I don't agree with everything, but there is a lot of good common sense on how to approach many of the issues.  And of course, the comments are a wealth of information, as well.

have fun, a 

 

Doug's picture
Doug
Status: Diamond Member (Online)
Joined: Oct 1 2008
Posts: 3159
Re: The Daily Digest

You might want to check out www.spingardening.com.

They also have spin farming, which is the same concept on a commercial scale.  But, that scale is pretty small.  You can make money or produce a lot of food for yourself on very little land.  I know of at least one sustainable community that is putting this method into practice.

crymoney's picture
crymoney
Status: Member (Offline)
Joined: Sep 5 2008
Posts: 18
Re: The Daily Digest

Thanks to all. Suspect this subject will be ongoing.

pinecarr's picture
pinecarr
Status: Diamond Member (Offline)
Joined: Apr 13 2008
Posts: 2244
Re: The Daily Digest

ThinkOutOfTheBox, thanks for the link to sharonastyk.com .  It looks like it has a lot of practical information for those trying to move towards a more sustainable lifestyle!

gyrogearloose's picture
gyrogearloose
Status: Platinum Member (Offline)
Joined: Sep 8 2008
Posts: 537
Re: The Daily Digest
Doug wrote:

You might want to check out www.spingardening.com.

Grew up on a farm, had a 1/8 acre vege garden that provide a good portion of the veges for the 5 of us. ( maybe we could have had higher productivity of it, but we we running a farm to. )

So when I looked at the front page of spingardening said "Its precise revenue targeting formulas and organic-based techniques make it possible to gross $50,000+ from a half- acre." my bullshit meter went off

And you have to buy their package of "How to"

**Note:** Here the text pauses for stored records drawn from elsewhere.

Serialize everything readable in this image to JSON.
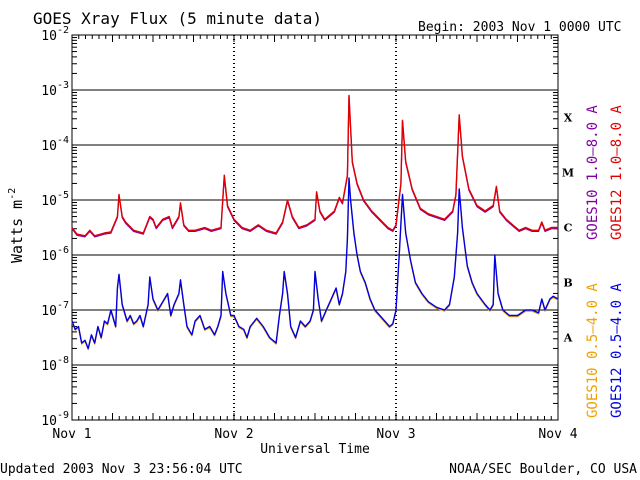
{
  "chart_data": {
    "type": "line",
    "title": "GOES Xray Flux (5 minute data)",
    "begin_label": "Begin:  2003 Nov 1 0000 UTC",
    "xlabel": "Universal Time",
    "ylabel": "Watts m",
    "ylabel_sup": "-2",
    "yscale": "log",
    "ylim": [
      1e-09,
      0.01
    ],
    "xlim_days": [
      0,
      3
    ],
    "x_ticks": [
      {
        "day": 0,
        "label": "Nov 1"
      },
      {
        "day": 1,
        "label": "Nov 2"
      },
      {
        "day": 2,
        "label": "Nov 3"
      },
      {
        "day": 3,
        "label": "Nov 4"
      }
    ],
    "y_ticks": [
      {
        "exp": -2,
        "label": "10",
        "sup": "-2"
      },
      {
        "exp": -3,
        "label": "10",
        "sup": "-3"
      },
      {
        "exp": -4,
        "label": "10",
        "sup": "-4"
      },
      {
        "exp": -5,
        "label": "10",
        "sup": "-5"
      },
      {
        "exp": -6,
        "label": "10",
        "sup": "-6"
      },
      {
        "exp": -7,
        "label": "10",
        "sup": "-7"
      },
      {
        "exp": -8,
        "label": "10",
        "sup": "-8"
      },
      {
        "exp": -9,
        "label": "10",
        "sup": "-9"
      }
    ],
    "flare_classes": [
      {
        "label": "X",
        "exp": -3.5
      },
      {
        "label": "M",
        "exp": -4.5
      },
      {
        "label": "C",
        "exp": -5.5
      },
      {
        "label": "B",
        "exp": -6.5
      },
      {
        "label": "A",
        "exp": -7.5
      }
    ],
    "legend_right": [
      {
        "label": "GOES10 1.0–8.0 A",
        "color": "#8000a0"
      },
      {
        "label": "GOES12 1.0–8.0 A",
        "color": "#e00000"
      }
    ],
    "legend_left": [
      {
        "label": "GOES10 0.5–4.0 A",
        "color": "#f0a000"
      },
      {
        "label": "GOES12 0.5–4.0 A",
        "color": "#0000e0"
      }
    ],
    "series": [
      {
        "name": "GOES12 1.0-8.0 A",
        "color": "#e00000",
        "points": [
          [
            0.0,
            -5.5
          ],
          [
            0.03,
            -5.62
          ],
          [
            0.08,
            -5.65
          ],
          [
            0.11,
            -5.55
          ],
          [
            0.14,
            -5.65
          ],
          [
            0.2,
            -5.6
          ],
          [
            0.24,
            -5.58
          ],
          [
            0.28,
            -5.3
          ],
          [
            0.29,
            -4.9
          ],
          [
            0.31,
            -5.3
          ],
          [
            0.33,
            -5.4
          ],
          [
            0.38,
            -5.55
          ],
          [
            0.44,
            -5.6
          ],
          [
            0.48,
            -5.3
          ],
          [
            0.5,
            -5.35
          ],
          [
            0.52,
            -5.5
          ],
          [
            0.56,
            -5.35
          ],
          [
            0.6,
            -5.3
          ],
          [
            0.62,
            -5.5
          ],
          [
            0.66,
            -5.3
          ],
          [
            0.67,
            -5.05
          ],
          [
            0.69,
            -5.45
          ],
          [
            0.72,
            -5.55
          ],
          [
            0.76,
            -5.55
          ],
          [
            0.82,
            -5.5
          ],
          [
            0.86,
            -5.55
          ],
          [
            0.92,
            -5.5
          ],
          [
            0.94,
            -4.55
          ],
          [
            0.96,
            -5.1
          ],
          [
            1.0,
            -5.35
          ],
          [
            1.05,
            -5.5
          ],
          [
            1.1,
            -5.55
          ],
          [
            1.15,
            -5.45
          ],
          [
            1.2,
            -5.55
          ],
          [
            1.26,
            -5.6
          ],
          [
            1.3,
            -5.4
          ],
          [
            1.33,
            -5.0
          ],
          [
            1.36,
            -5.3
          ],
          [
            1.4,
            -5.5
          ],
          [
            1.45,
            -5.45
          ],
          [
            1.5,
            -5.35
          ],
          [
            1.51,
            -4.85
          ],
          [
            1.53,
            -5.2
          ],
          [
            1.56,
            -5.35
          ],
          [
            1.6,
            -5.25
          ],
          [
            1.62,
            -5.2
          ],
          [
            1.65,
            -4.95
          ],
          [
            1.67,
            -5.05
          ],
          [
            1.7,
            -4.55
          ],
          [
            1.71,
            -3.1
          ],
          [
            1.73,
            -4.3
          ],
          [
            1.76,
            -4.7
          ],
          [
            1.8,
            -5.0
          ],
          [
            1.85,
            -5.2
          ],
          [
            1.9,
            -5.35
          ],
          [
            1.95,
            -5.5
          ],
          [
            1.98,
            -5.55
          ],
          [
            2.0,
            -5.45
          ],
          [
            2.03,
            -4.7
          ],
          [
            2.04,
            -3.55
          ],
          [
            2.06,
            -4.3
          ],
          [
            2.1,
            -4.8
          ],
          [
            2.15,
            -5.15
          ],
          [
            2.2,
            -5.25
          ],
          [
            2.25,
            -5.3
          ],
          [
            2.3,
            -5.35
          ],
          [
            2.35,
            -5.2
          ],
          [
            2.37,
            -4.9
          ],
          [
            2.39,
            -3.45
          ],
          [
            2.41,
            -4.2
          ],
          [
            2.45,
            -4.8
          ],
          [
            2.5,
            -5.1
          ],
          [
            2.55,
            -5.2
          ],
          [
            2.6,
            -5.1
          ],
          [
            2.62,
            -4.75
          ],
          [
            2.64,
            -5.2
          ],
          [
            2.68,
            -5.35
          ],
          [
            2.72,
            -5.45
          ],
          [
            2.76,
            -5.55
          ],
          [
            2.8,
            -5.5
          ],
          [
            2.84,
            -5.55
          ],
          [
            2.88,
            -5.55
          ],
          [
            2.9,
            -5.4
          ],
          [
            2.92,
            -5.55
          ],
          [
            2.96,
            -5.5
          ],
          [
            3.0,
            -5.5
          ]
        ]
      },
      {
        "name": "GOES12 0.5-4.0 A",
        "color": "#0000e0",
        "points": [
          [
            0.0,
            -7.2
          ],
          [
            0.02,
            -7.35
          ],
          [
            0.04,
            -7.3
          ],
          [
            0.06,
            -7.6
          ],
          [
            0.08,
            -7.55
          ],
          [
            0.1,
            -7.7
          ],
          [
            0.12,
            -7.45
          ],
          [
            0.14,
            -7.6
          ],
          [
            0.16,
            -7.3
          ],
          [
            0.18,
            -7.5
          ],
          [
            0.2,
            -7.2
          ],
          [
            0.22,
            -7.25
          ],
          [
            0.24,
            -7.0
          ],
          [
            0.27,
            -7.3
          ],
          [
            0.28,
            -6.6
          ],
          [
            0.29,
            -6.35
          ],
          [
            0.31,
            -6.9
          ],
          [
            0.34,
            -7.2
          ],
          [
            0.36,
            -7.1
          ],
          [
            0.38,
            -7.25
          ],
          [
            0.4,
            -7.2
          ],
          [
            0.42,
            -7.1
          ],
          [
            0.44,
            -7.3
          ],
          [
            0.47,
            -6.9
          ],
          [
            0.48,
            -6.4
          ],
          [
            0.5,
            -6.8
          ],
          [
            0.53,
            -7.0
          ],
          [
            0.56,
            -6.85
          ],
          [
            0.59,
            -6.7
          ],
          [
            0.61,
            -7.1
          ],
          [
            0.63,
            -6.9
          ],
          [
            0.66,
            -6.7
          ],
          [
            0.67,
            -6.45
          ],
          [
            0.69,
            -6.9
          ],
          [
            0.71,
            -7.3
          ],
          [
            0.74,
            -7.45
          ],
          [
            0.76,
            -7.2
          ],
          [
            0.79,
            -7.1
          ],
          [
            0.82,
            -7.35
          ],
          [
            0.85,
            -7.3
          ],
          [
            0.88,
            -7.45
          ],
          [
            0.9,
            -7.3
          ],
          [
            0.92,
            -7.1
          ],
          [
            0.93,
            -6.3
          ],
          [
            0.95,
            -6.7
          ],
          [
            0.98,
            -7.1
          ],
          [
            1.0,
            -7.1
          ],
          [
            1.03,
            -7.3
          ],
          [
            1.06,
            -7.35
          ],
          [
            1.08,
            -7.5
          ],
          [
            1.1,
            -7.3
          ],
          [
            1.14,
            -7.15
          ],
          [
            1.18,
            -7.3
          ],
          [
            1.22,
            -7.5
          ],
          [
            1.26,
            -7.6
          ],
          [
            1.28,
            -7.1
          ],
          [
            1.3,
            -6.7
          ],
          [
            1.31,
            -6.3
          ],
          [
            1.33,
            -6.7
          ],
          [
            1.35,
            -7.3
          ],
          [
            1.38,
            -7.5
          ],
          [
            1.41,
            -7.2
          ],
          [
            1.44,
            -7.3
          ],
          [
            1.47,
            -7.2
          ],
          [
            1.49,
            -7.0
          ],
          [
            1.5,
            -6.3
          ],
          [
            1.52,
            -6.8
          ],
          [
            1.54,
            -7.2
          ],
          [
            1.57,
            -7.0
          ],
          [
            1.6,
            -6.8
          ],
          [
            1.63,
            -6.6
          ],
          [
            1.65,
            -6.9
          ],
          [
            1.67,
            -6.7
          ],
          [
            1.69,
            -6.3
          ],
          [
            1.7,
            -5.7
          ],
          [
            1.71,
            -4.6
          ],
          [
            1.72,
            -5.0
          ],
          [
            1.74,
            -5.6
          ],
          [
            1.76,
            -6.0
          ],
          [
            1.78,
            -6.3
          ],
          [
            1.81,
            -6.5
          ],
          [
            1.84,
            -6.8
          ],
          [
            1.87,
            -7.0
          ],
          [
            1.9,
            -7.1
          ],
          [
            1.93,
            -7.2
          ],
          [
            1.96,
            -7.3
          ],
          [
            1.98,
            -7.25
          ],
          [
            2.0,
            -7.0
          ],
          [
            2.02,
            -6.0
          ],
          [
            2.04,
            -4.9
          ],
          [
            2.06,
            -5.6
          ],
          [
            2.09,
            -6.1
          ],
          [
            2.12,
            -6.5
          ],
          [
            2.16,
            -6.7
          ],
          [
            2.2,
            -6.85
          ],
          [
            2.25,
            -6.95
          ],
          [
            2.3,
            -7.0
          ],
          [
            2.33,
            -6.9
          ],
          [
            2.36,
            -6.4
          ],
          [
            2.38,
            -5.6
          ],
          [
            2.39,
            -4.8
          ],
          [
            2.41,
            -5.5
          ],
          [
            2.44,
            -6.2
          ],
          [
            2.47,
            -6.5
          ],
          [
            2.5,
            -6.7
          ],
          [
            2.55,
            -6.9
          ],
          [
            2.58,
            -7.0
          ],
          [
            2.6,
            -6.9
          ],
          [
            2.61,
            -6.0
          ],
          [
            2.63,
            -6.7
          ],
          [
            2.66,
            -7.0
          ],
          [
            2.7,
            -7.1
          ],
          [
            2.75,
            -7.1
          ],
          [
            2.8,
            -7.0
          ],
          [
            2.84,
            -7.0
          ],
          [
            2.88,
            -7.05
          ],
          [
            2.9,
            -6.8
          ],
          [
            2.92,
            -7.0
          ],
          [
            2.95,
            -6.8
          ],
          [
            2.97,
            -6.75
          ],
          [
            3.0,
            -6.8
          ]
        ]
      }
    ]
  },
  "footer": {
    "updated": "Updated 2003 Nov  3 23:56:04 UTC",
    "source": "NOAA/SEC Boulder, CO USA"
  }
}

The are many more sites out there that will help you produce food of small plots without the grandiose claims or fees. Much cheaper to spend a bit more time surfing.

Hamish

ckessel's picture
ckessel
Status: Martenson Brigade Member (Offline)
Joined: Nov 12 2008
Posts: 480
Re: The Daily Digest
crymoney wrote:

That's true, I did forget to mention community interaction and believe that is the most important. But here also some specifics would be helpful. A community in agreement and working together toward common goals is powerful. Remote rural communities almost always practice some intra-community cooperation because it's the only logical option. But such community interaction does not evolve spontaneously within a metropolis. Like many, I live within a mega-metropolis. Looking out for each other in the rat race of the city is going to require some new thinking and I am all ears for suggestions.

If in seeking ways to avoid pain we can be accused of shirking then I stand accused and proud of it. I'm an old fart but am surrounded by little kids. It's more their pain than mine that keeps me looking for anything and everything that can smooth their path.

It really is pretty odd that the best suggestion I have for everyone is to buy a headlight.

crymoney,

I think it is a great suggestion! There is also quite a variety of other equipment and preparedness info on the LATOC site referenced on the CM home page.

While the financial crisis has our attention rivited and we are scrambling for ways to preserve our assets I am more concerned with the Tier 3 issues and how to de-industrialize our lifestyle. I too am an old fart and I am concerned with establishing a new reality for the kids around us. The video game culture will not provide many solutions for the issues that will face them. So I am using the resources available now to establish a community effort to create and teach bio-intensive farming. This would also be needed in metropolitan areas. The old Victory Garden approach.

I live in a rural area and I am thankful for the opportunity this Thansgiving to share with friends and family and all of the newfound friends on this website. I worry for my daughter who lives in LA. Not much of a sense of community there. Seems like we will need some of our remaining fossil fuels to remove a portion of asphalt and concrete to get things "growing" again.

The best to you and your family this Thanksgiving.